Until now, Naxos has preserved its authentic environmental and sociocultural characteristics without adopting massive tourism practices which inevitably result in overtourism issues and which other islands have experienced… In other words, limited presence of gigantic cruise ships, no international ‘all-inclusive’ resort chain hotels, no foreign global conglomerate investments, no excessive gas emissions in the atmosphere or the seas, no dreadful carbon footprint on the island’s natural environment. Naxos still belongs to the Naxians and they deserve full credit for the development of hospitality on their motherland! The profit from tourism remains in the hands of locals who usually re-invest in further business opportunities using exclusively local providers and creating future jobs.  

Of special importance is the fact that  Naxos is the only Cycladic island that basically does not rely economically on tourism. As a matter of fact, growth has worked in reverse: more than 40% of the island’s economy is based on the primary and secondary sectors while entrepreneurship in tourism has developed as a result of the two first.  Specifically, food, for example. Essentially all food sources are  produced locally on Naxos, such as all kinds of seasonal vegetables, dairy products, meat and fish. Once the island’s production is met providing excess for sharing, then, in turn, the tourism businesses offer these great products to their customers honouring, in this way, a real application of the “farm to table” popular concept.  Furthermore, as a result of the intense primary sector activity, visitors to Naxos interested in finding authentic experiences will find, in rural areas of the island,  genuine farmers and locals willing to share their local culture. Since “Greece has been green for centuries” according to Lonely Planet, then, definitely, Naxos, as a scale model of the whole country, has always been green in many ways, as well! 

Finally, there is no staged tourist space on Naxos. Instead, a great part of the island’s charm, which attracts travellers from around the world, is the natural environment with its untouched beaches and outstanding mountain trails. And, last but not least, travellers are delighted by the   feeling of a true discovery when taking the time to delve  deeper into the legacy of Naxos’ cultural sites and continuous history covering all historical periods from pre-history to glorious archaic days, from roman presence to byzantine tradition and living medieval architecture.  

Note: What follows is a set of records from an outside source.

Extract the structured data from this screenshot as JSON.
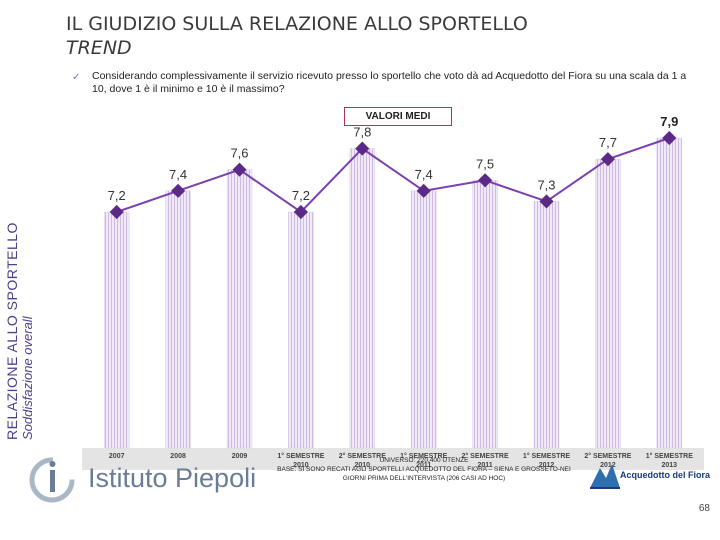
{
  "header": {
    "title_line1": "IL GIUDIZIO SULLA RELAZIONE ALLO SPORTELLO",
    "title_line2": "TREND"
  },
  "question": "Considerando complessivamente il servizio ricevuto presso lo sportello che voto dà ad Acquedotto del Fiora su una scala da 1 a 10, dove 1 è il minimo e 10 è il massimo?",
  "badge": "VALORI MEDI",
  "side_label": {
    "line1": "RELAZIONE ALLO SPORTELLO",
    "line2": "Soddisfazione overall"
  },
  "chart_data": {
    "type": "bar",
    "categories": [
      [
        "2007"
      ],
      [
        "2008"
      ],
      [
        "2009"
      ],
      [
        "1° SEMESTRE",
        "2010"
      ],
      [
        "2° SEMESTRE",
        "2010"
      ],
      [
        "1° SEMESTRE",
        "2011"
      ],
      [
        "2° SEMESTRE",
        "2011"
      ],
      [
        "1° SEMESTRE",
        "2012"
      ],
      [
        "2° SEMESTRE",
        "2012"
      ],
      [
        "1° SEMESTRE",
        "2013"
      ]
    ],
    "series": [
      {
        "name": "Valori medi",
        "values": [
          7.2,
          7.4,
          7.6,
          7.2,
          7.8,
          7.4,
          7.5,
          7.3,
          7.7,
          7.9
        ]
      }
    ],
    "value_labels": [
      "7,2",
      "7,4",
      "7,6",
      "7,2",
      "7,8",
      "7,4",
      "7,5",
      "7,3",
      "7,7",
      "7,9"
    ],
    "highlight_last_label": true,
    "bar_color": "#ece2f4",
    "bar_stripe_color": "#c9b6e0",
    "line_color": "#7a3fb0",
    "marker_color": "#5b2a86"
  },
  "footer": {
    "logo_text": "Istituto Piepoli",
    "universe": "UNIVERSO: 220.400 UTENZE",
    "base": "BASE: SI SONO RECATI AGLI SPORTELLI ACQUEDOTTO DEL FIORA – SIENA E GROSSETO-NEI GIORNI PRIMA DELL'INTERVISTA (206 CASI AD HOC)",
    "brand": "Acquedotto del Fiora",
    "page_number": "68"
  }
}
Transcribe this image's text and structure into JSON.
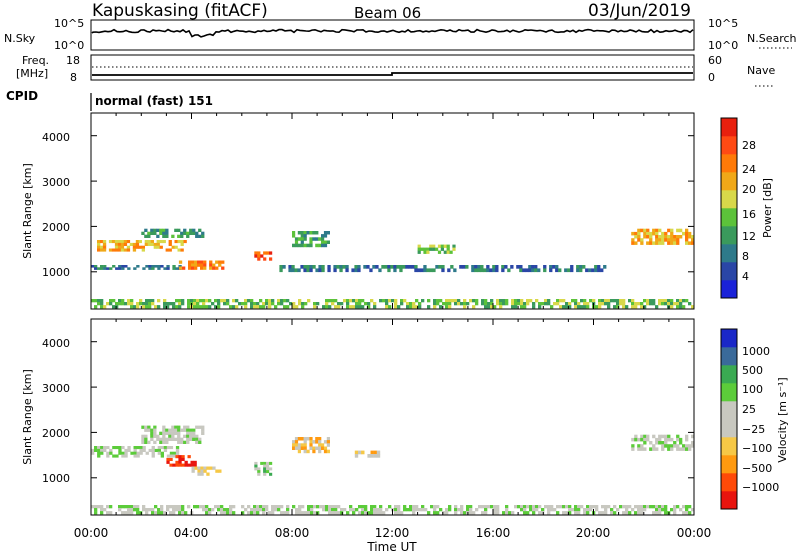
{
  "header": {
    "station": "Kapuskasing (fitACF)",
    "beam": "Beam 06",
    "date": "03/Jun/2019"
  },
  "noise_panel": {
    "left_label": "N.Sky",
    "left_ticks": [
      "10^5",
      "10^0"
    ],
    "right_label": "N.Search",
    "right_ticks": [
      "10^5",
      "10^0"
    ]
  },
  "freq_panel": {
    "left_label_1": "Freq.",
    "left_label_2": "[MHz]",
    "left_ticks": [
      "18",
      "8"
    ],
    "right_label": "Nave",
    "right_ticks": [
      "60",
      "0"
    ]
  },
  "cpid": {
    "label": "CPID",
    "mode": "normal (fast) 151"
  },
  "x_axis": {
    "ticks": [
      "00:00",
      "04:00",
      "08:00",
      "12:00",
      "16:00",
      "20:00",
      "00:00"
    ],
    "label": "Time UT"
  },
  "colors": {
    "power_scale": [
      "#1a22d8",
      "#2a46a6",
      "#2e7a8a",
      "#3a9a5c",
      "#5cc23a",
      "#d8d84a",
      "#f0a818",
      "#ff7a08",
      "#ff4a14",
      "#e8200e"
    ],
    "velocity_scale": [
      "#e8140e",
      "#ff4a08",
      "#ff9a10",
      "#f6c846",
      "#c8c8c0",
      "#c8c8c0",
      "#5ccc3a",
      "#3aaa52",
      "#3a6a9a",
      "#1a28c8"
    ]
  },
  "chart_data": [
    {
      "type": "heatmap",
      "ylabel": "Slant Range [km]",
      "y_ticks": [
        "1000",
        "2000",
        "3000",
        "4000"
      ],
      "ylim": [
        180,
        4500
      ],
      "xlim": [
        0,
        24
      ],
      "colorbar_label": "Power [dB]",
      "colorbar_ticks": [
        "4",
        "8",
        "12",
        "16",
        "20",
        "24",
        "28"
      ],
      "colorbar_range": [
        0,
        30
      ],
      "blobs": [
        {
          "t0": 0.0,
          "t1": 24.0,
          "r0": 200,
          "r1": 400,
          "v": 14
        },
        {
          "t0": 0.0,
          "t1": 3.8,
          "r0": 1450,
          "r1": 1700,
          "v": 18
        },
        {
          "t0": 0.0,
          "t1": 3.6,
          "r0": 1050,
          "r1": 1150,
          "v": 8
        },
        {
          "t0": 2.0,
          "t1": 4.5,
          "r0": 1750,
          "r1": 1950,
          "v": 10
        },
        {
          "t0": 3.5,
          "t1": 5.3,
          "r0": 1050,
          "r1": 1250,
          "v": 22
        },
        {
          "t0": 6.5,
          "t1": 7.2,
          "r0": 1250,
          "r1": 1450,
          "v": 24
        },
        {
          "t0": 7.5,
          "t1": 20.5,
          "r0": 1000,
          "r1": 1150,
          "v": 8
        },
        {
          "t0": 8.0,
          "t1": 9.5,
          "r0": 1550,
          "r1": 1900,
          "v": 10
        },
        {
          "t0": 13.0,
          "t1": 14.5,
          "r0": 1400,
          "r1": 1600,
          "v": 12
        },
        {
          "t0": 21.5,
          "t1": 24.0,
          "r0": 1600,
          "r1": 1950,
          "v": 20
        }
      ]
    },
    {
      "type": "heatmap",
      "ylabel": "Slant Range [km]",
      "y_ticks": [
        "1000",
        "2000",
        "3000",
        "4000"
      ],
      "ylim": [
        180,
        4500
      ],
      "xlim": [
        0,
        24
      ],
      "colorbar_label": "Velocity [m s⁻¹]",
      "colorbar_ticks": [
        "1000",
        "500",
        "100",
        "25",
        "−25",
        "−100",
        "−500",
        "−1000"
      ],
      "colorbar_range": [
        -1000,
        1000
      ],
      "blobs": [
        {
          "t0": 0.0,
          "t1": 24.0,
          "r0": 200,
          "r1": 400,
          "v": 120
        },
        {
          "t0": 0.0,
          "t1": 3.5,
          "r0": 1450,
          "r1": 1700,
          "v": 0
        },
        {
          "t0": 2.0,
          "t1": 4.5,
          "r0": 1750,
          "r1": 2150,
          "v": 0
        },
        {
          "t0": 3.0,
          "t1": 4.2,
          "r0": 1250,
          "r1": 1500,
          "v": -900
        },
        {
          "t0": 4.0,
          "t1": 5.3,
          "r0": 1050,
          "r1": 1250,
          "v": -200
        },
        {
          "t0": 6.5,
          "t1": 7.2,
          "r0": 1050,
          "r1": 1350,
          "v": 200
        },
        {
          "t0": 8.0,
          "t1": 9.5,
          "r0": 1550,
          "r1": 1900,
          "v": -300
        },
        {
          "t0": 10.5,
          "t1": 11.5,
          "r0": 1450,
          "r1": 1600,
          "v": -400
        },
        {
          "t0": 21.5,
          "t1": 24.0,
          "r0": 1600,
          "r1": 1950,
          "v": 0
        }
      ]
    }
  ]
}
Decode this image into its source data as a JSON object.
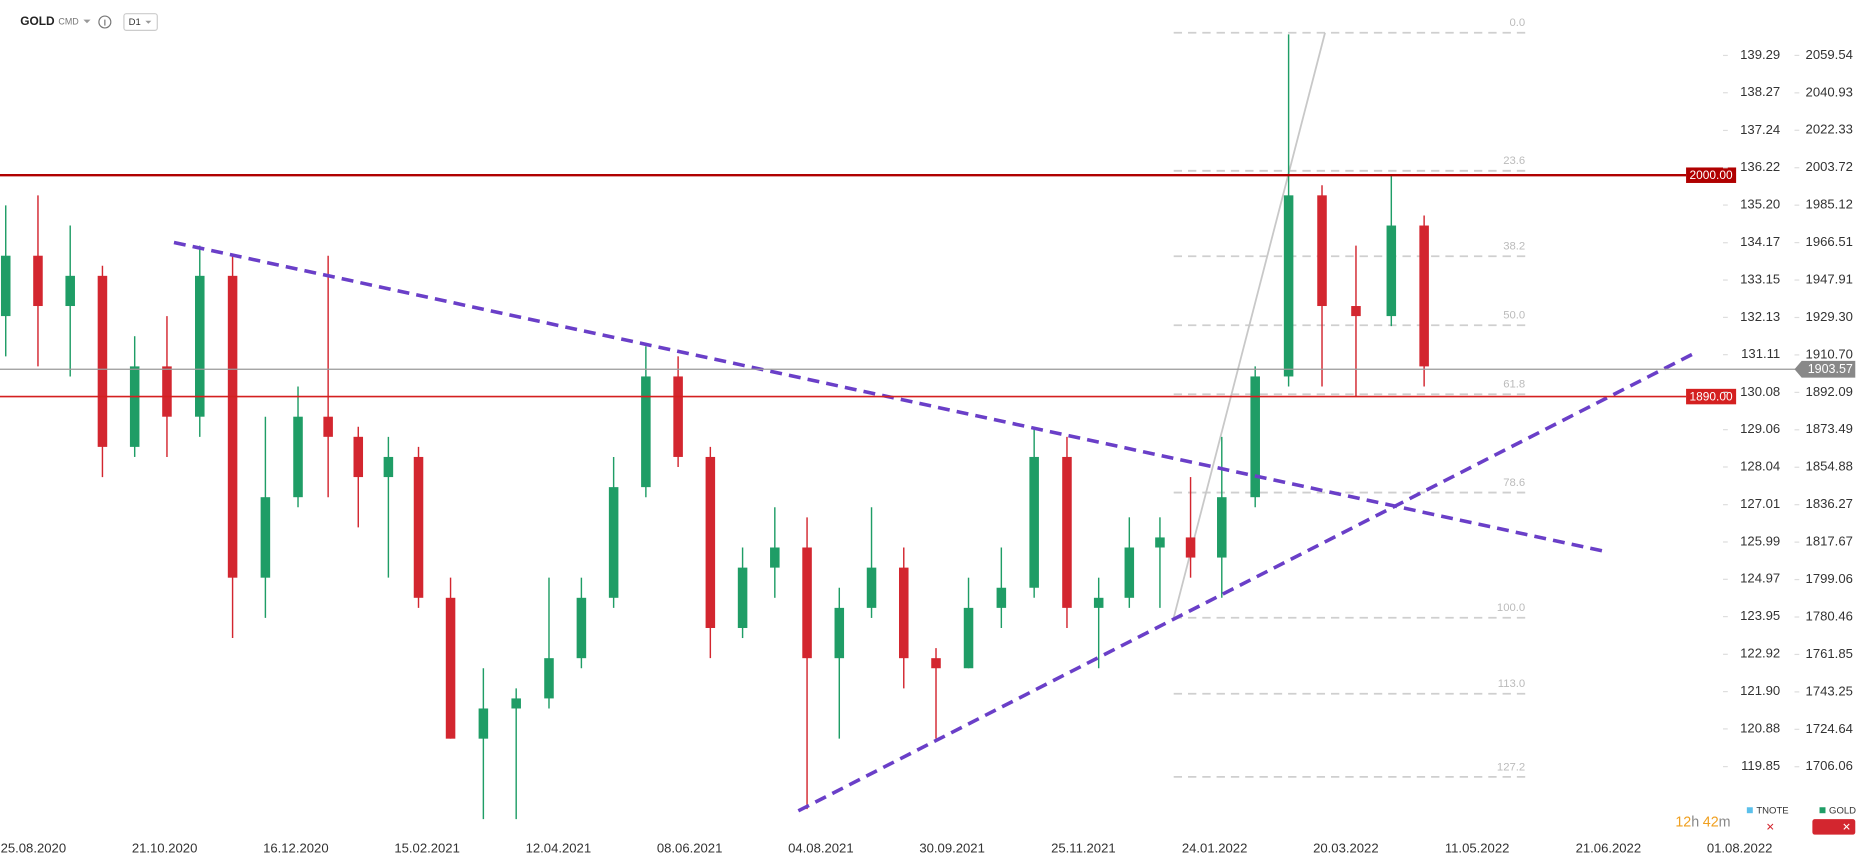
{
  "header": {
    "symbol": "GOLD",
    "market": "CMD",
    "interval": "D1"
  },
  "chart_data": {
    "type": "candlestick",
    "x": [
      "13.08.2020",
      "27.08.2020",
      "10.09.2020",
      "24.09.2020",
      "08.10.2020",
      "22.10.2020",
      "05.11.2020",
      "19.11.2020",
      "03.12.2020",
      "17.12.2020",
      "31.12.2020",
      "14.01.2021",
      "28.01.2021",
      "11.02.2021",
      "25.02.2021",
      "11.03.2021",
      "25.03.2021",
      "08.04.2021",
      "22.04.2021",
      "06.05.2021",
      "20.05.2021",
      "03.06.2021",
      "17.06.2021",
      "01.07.2021",
      "15.07.2021",
      "29.07.2021",
      "12.08.2021",
      "26.08.2021",
      "09.09.2021",
      "23.09.2021",
      "07.10.2021",
      "21.10.2021",
      "04.11.2021",
      "18.11.2021",
      "02.12.2021",
      "16.12.2021",
      "30.12.2021",
      "13.01.2022",
      "27.01.2022",
      "10.02.2022",
      "24.02.2022",
      "10.03.2022",
      "24.03.2022",
      "07.04.2022",
      "20.04.2022"
    ],
    "open": [
      1930,
      1960,
      1935,
      1950,
      1865,
      1905,
      1880,
      1950,
      1800,
      1840,
      1880,
      1870,
      1850,
      1860,
      1790,
      1720,
      1735,
      1740,
      1760,
      1790,
      1845,
      1900,
      1860,
      1775,
      1805,
      1815,
      1760,
      1785,
      1805,
      1760,
      1755,
      1785,
      1795,
      1860,
      1785,
      1790,
      1815,
      1820,
      1810,
      1840,
      1900,
      1990,
      1935,
      1930,
      1975
    ],
    "high": [
      1985,
      1990,
      1975,
      1955,
      1920,
      1930,
      1965,
      1960,
      1880,
      1895,
      1960,
      1875,
      1870,
      1865,
      1800,
      1755,
      1745,
      1800,
      1800,
      1860,
      1915,
      1910,
      1865,
      1815,
      1835,
      1830,
      1795,
      1835,
      1815,
      1765,
      1800,
      1815,
      1875,
      1870,
      1800,
      1830,
      1830,
      1850,
      1870,
      1905,
      2070,
      1995,
      1965,
      2000,
      1980
    ],
    "low": [
      1910,
      1905,
      1900,
      1850,
      1860,
      1860,
      1870,
      1770,
      1780,
      1835,
      1840,
      1825,
      1800,
      1785,
      1720,
      1680,
      1680,
      1735,
      1755,
      1785,
      1840,
      1855,
      1760,
      1770,
      1790,
      1685,
      1720,
      1780,
      1745,
      1720,
      1755,
      1775,
      1790,
      1775,
      1755,
      1785,
      1785,
      1800,
      1790,
      1835,
      1895,
      1895,
      1890,
      1925,
      1895
    ],
    "close": [
      1960,
      1935,
      1950,
      1865,
      1905,
      1880,
      1950,
      1800,
      1840,
      1880,
      1870,
      1850,
      1860,
      1790,
      1720,
      1735,
      1740,
      1760,
      1790,
      1845,
      1900,
      1860,
      1775,
      1805,
      1815,
      1760,
      1785,
      1805,
      1760,
      1755,
      1785,
      1795,
      1860,
      1785,
      1790,
      1815,
      1820,
      1810,
      1840,
      1900,
      1990,
      1935,
      1930,
      1975,
      1905
    ],
    "up_color": "#1f9d66",
    "down_color": "#d3262f",
    "xticks": [
      "25.08.2020",
      "21.10.2020",
      "16.12.2020",
      "15.02.2021",
      "12.04.2021",
      "08.06.2021",
      "04.08.2021",
      "30.09.2021",
      "25.11.2021",
      "24.01.2022",
      "20.03.2022",
      "11.05.2022",
      "21.06.2022",
      "01.08.2022"
    ],
    "ylim": [
      1672.3,
      2086.8
    ],
    "yticks": [
      2059.54,
      2040.93,
      2022.33,
      2003.72,
      1985.12,
      1966.51,
      1947.91,
      {
        "value": 1929.3,
        "label": "1929.30"
      },
      {
        "value": 1910.7,
        "label": "1910.70"
      },
      1892.09,
      1873.49,
      1854.88,
      1836.27,
      1817.67,
      1799.06,
      1780.46,
      1761.85,
      1743.25,
      1724.64,
      1706.06
    ],
    "y2lim": [
      117.99,
      140.79
    ],
    "y2ticks": [
      139.29,
      138.27,
      137.24,
      136.22,
      {
        "value": 135.2,
        "label": "135.20"
      },
      134.17,
      133.15,
      132.13,
      131.11,
      130.08,
      129.06,
      128.04,
      127.01,
      125.99,
      124.97,
      123.95,
      122.92,
      {
        "value": 121.9,
        "label": "121.90"
      },
      120.88,
      119.85
    ],
    "price_levels": [
      {
        "value": 2000,
        "label": "2000.00",
        "color": "#b00000"
      },
      {
        "value": 1890,
        "label": "1890.00",
        "color": "#d42020"
      }
    ],
    "current_price": 1903.57,
    "fibonacci": {
      "high": 2070.8,
      "low": 1780.1,
      "levels": [
        {
          "value": 0,
          "label": "0.0"
        },
        23.6,
        38.2,
        {
          "value": 50,
          "label": "50.0"
        },
        61.8,
        78.6,
        {
          "value": 100,
          "label": "100.0"
        },
        {
          "value": 113,
          "label": "113.0"
        },
        127.2
      ]
    },
    "legend": [
      {
        "name": "TNOTE",
        "color": "#5bc0eb"
      },
      {
        "name": "GOLD",
        "color": "#1f9d66"
      }
    ]
  },
  "timer": {
    "hours": "12",
    "h": "h",
    "minutes": "42",
    "m": "m"
  }
}
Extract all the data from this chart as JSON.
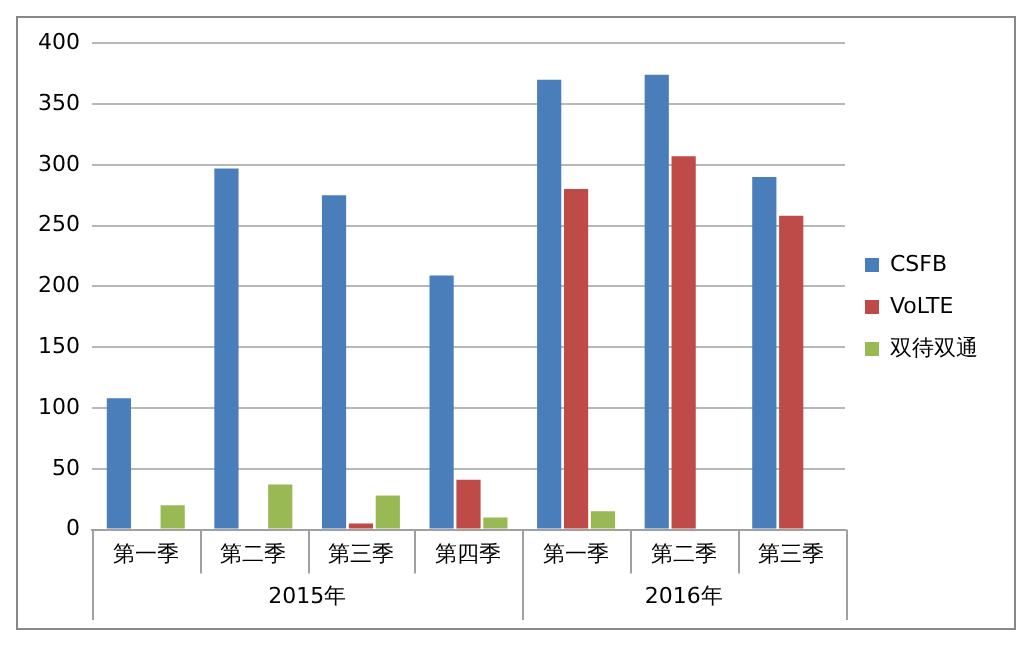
{
  "chart_data": {
    "type": "bar",
    "categories": [
      "第一季",
      "第二季",
      "第三季",
      "第四季",
      "第一季",
      "第二季",
      "第三季"
    ],
    "series": [
      {
        "name": "CSFB",
        "color": "#4a7ebb",
        "values": [
          108,
          297,
          275,
          209,
          370,
          374,
          290
        ]
      },
      {
        "name": "VoLTE",
        "color": "#be4b48",
        "values": [
          0,
          0,
          5,
          41,
          280,
          307,
          258
        ]
      },
      {
        "name": "双待双通",
        "color": "#98b954",
        "values": [
          20,
          37,
          28,
          10,
          15,
          0,
          0
        ]
      }
    ],
    "annotations": [
      "2015年",
      "2016年"
    ],
    "ylim": [
      0,
      400
    ],
    "yticks": [
      0,
      50,
      100,
      150,
      200,
      250,
      300,
      350,
      400
    ],
    "grid": "y",
    "legend": "right"
  }
}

So, is Naxos a Sustainable tourism destination?

Considering the island’s dynamics, Naxos is a paradigm of sustainable tourism development. However, local sustainability practices on Naxos were not born from intentional green design research nor officially implemented after strategic planning. Our island has been blessed with the prerequisites for a future of sustainable tourism  and will soon again be  at the top charts of Greek island destinations noted for highly  rewarding  off the beaten path experiences in a magnificent and authentic setting. We now have the knowledge and have learned from the past mistakes of other destinations.

Locally we have  realised the value of our island as a rough diamond and that we need to treat our treasure as such.  The road leading to success would highlight the design of  a long- term strategy which secures the benefits of tourism while, simultaneously, aims at upgrading local living standards, preserving the charming authentic character of Naxos, respecting the landscape, the rich historical heritage with its monuments and, of course, the living cultural heritage reflected in the people and their values which enhance intercultural understanding.